Die von der gematik im Dezember 2008 veröffentlichten Testauswertungen der 10.000er-Tests aus sieben Testregionen zeigen ernüchternde bis depri-mierende Ergebnisse:
- die getesteten Abläufe im Gesundheitswesen wurden verlangsamt statt verbessert;
- die PIN als Sicherheitsschlüssel für die Patienten ist komplett gescheitert;
- das elektronische Rezept und der Notfalldatensatz haben sich in keiner Weise bewährt.
Die Krankenhäuser sind bisher fast nicht in die Tests einbezogen und die in der Rechtsverordnung des Bundesministeriums für Gesundheit festgelegten 100.000er-Tests haben noch nicht begonnen.
Auch der Schutz vor Missbrauch durch die elektronische Gesundheitskarte erfüllt sich nicht, da von den Kassen ein nicht identitätsgeprüftes Foto ver-wendet wird.
Das verabschiedete BKA-Gesetz und eine Fülle von illegalen Datenzugriffen im letzten Jahr bestätigen die notwendige Ablehnung einer zentralen Speicherung von Krankheitsdaten. Diese dürfen nur beim Arzt oder der Ärztin des Vertrauens gespeichert werden oder sich beim Patienten befinden. Eine einmal zerstörte Privatsphäre ist nicht wieder zu heilen.
Ohne den Nachweis eines medizinischen Vorteils müssen die Krankenkassen in 2009 nur für die ersten Schritte dieses Projektes bereits ca. 660 Millionen Euro an Versichertengeldern investieren; dieses Geld fehlt der medizinischen Versorgung.
Für die elektronische Kommunikation unter den Behandelnden in Klinik und Praxis stehen die „Punkt-zu-Punkt-Kommunikation“ als elektronischer Arztbrief nach den 2008 definierten Sicherheitskriterien der Bundesärzte-kammer zur Verfügung sowie dezentrale Speichermedien in der Hand des Patienten.
Nach den Grundsätzen ärztlicher Ethik der Europäischen Berufsordnung darf der Arzt „... nicht beim Aufbau elektronischer Patientendatenbanken mitwir-ken, die das Recht des Patienten auf Schutz seiner Intimsphäre, die Sicher-heit und den Schutz seines Privatlebens gefährden oder schmälern. Jede Pa-tientendatenbank muss einem Arzt unterstellt sein, der namentlich bekannt ist."

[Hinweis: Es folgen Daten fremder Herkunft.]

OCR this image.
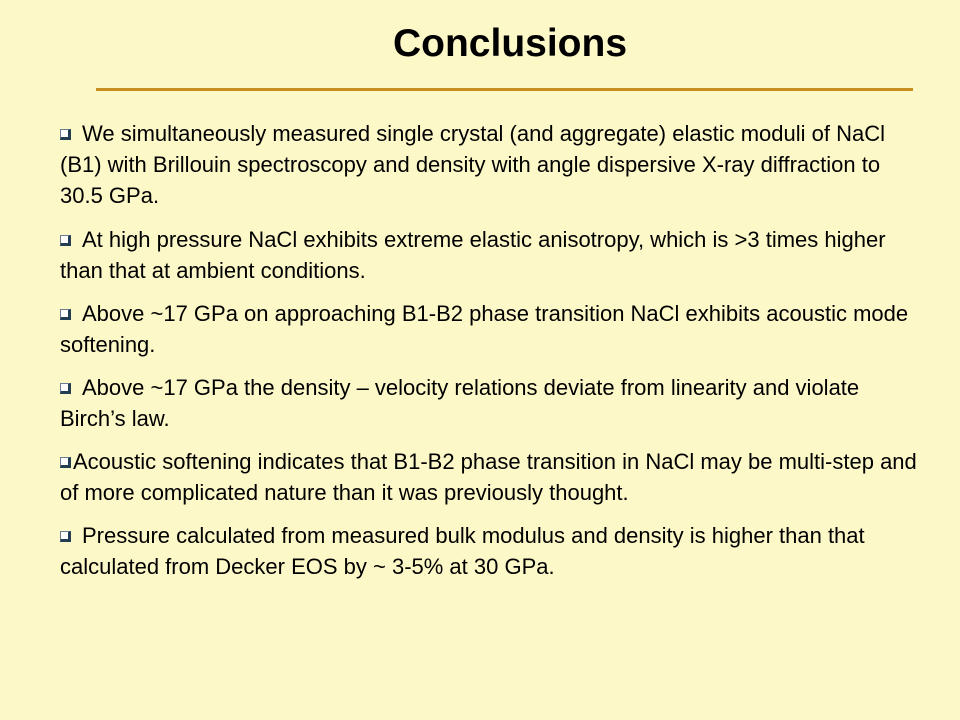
Conclusions
We simultaneously measured single crystal (and aggregate) elastic moduli of NaCl (B1) with Brillouin spectroscopy and density with angle dispersive X-ray diffraction to 30.5 GPa.
At high pressure NaCl exhibits extreme elastic anisotropy, which is >3 times higher than that at ambient conditions.
Above ~17 GPa on approaching B1-B2 phase transition NaCl exhibits acoustic mode softening.
Above ~17 GPa the density – velocity relations deviate from linearity and violate Birch’s law.
Acoustic softening indicates that B1-B2 phase transition in NaCl may be multi-step and of more complicated nature than it was previously thought.
Pressure calculated from measured bulk modulus and density is higher than that calculated from Decker EOS by ~ 3-5% at 30 GPa.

Damit das Grundvertrauen der Patienten in unser ärztliches Berufsethos erhalten bleibt und das bewährte Konzept von einer am Individuum und seiner individuellen Lebensgestaltung orientierten Humanmedizin nicht zerstört wird, lehnt der 112. Deutsche Ärztetag die elektronische Gesundheitskarte in der bisher vorliegenden Form ab.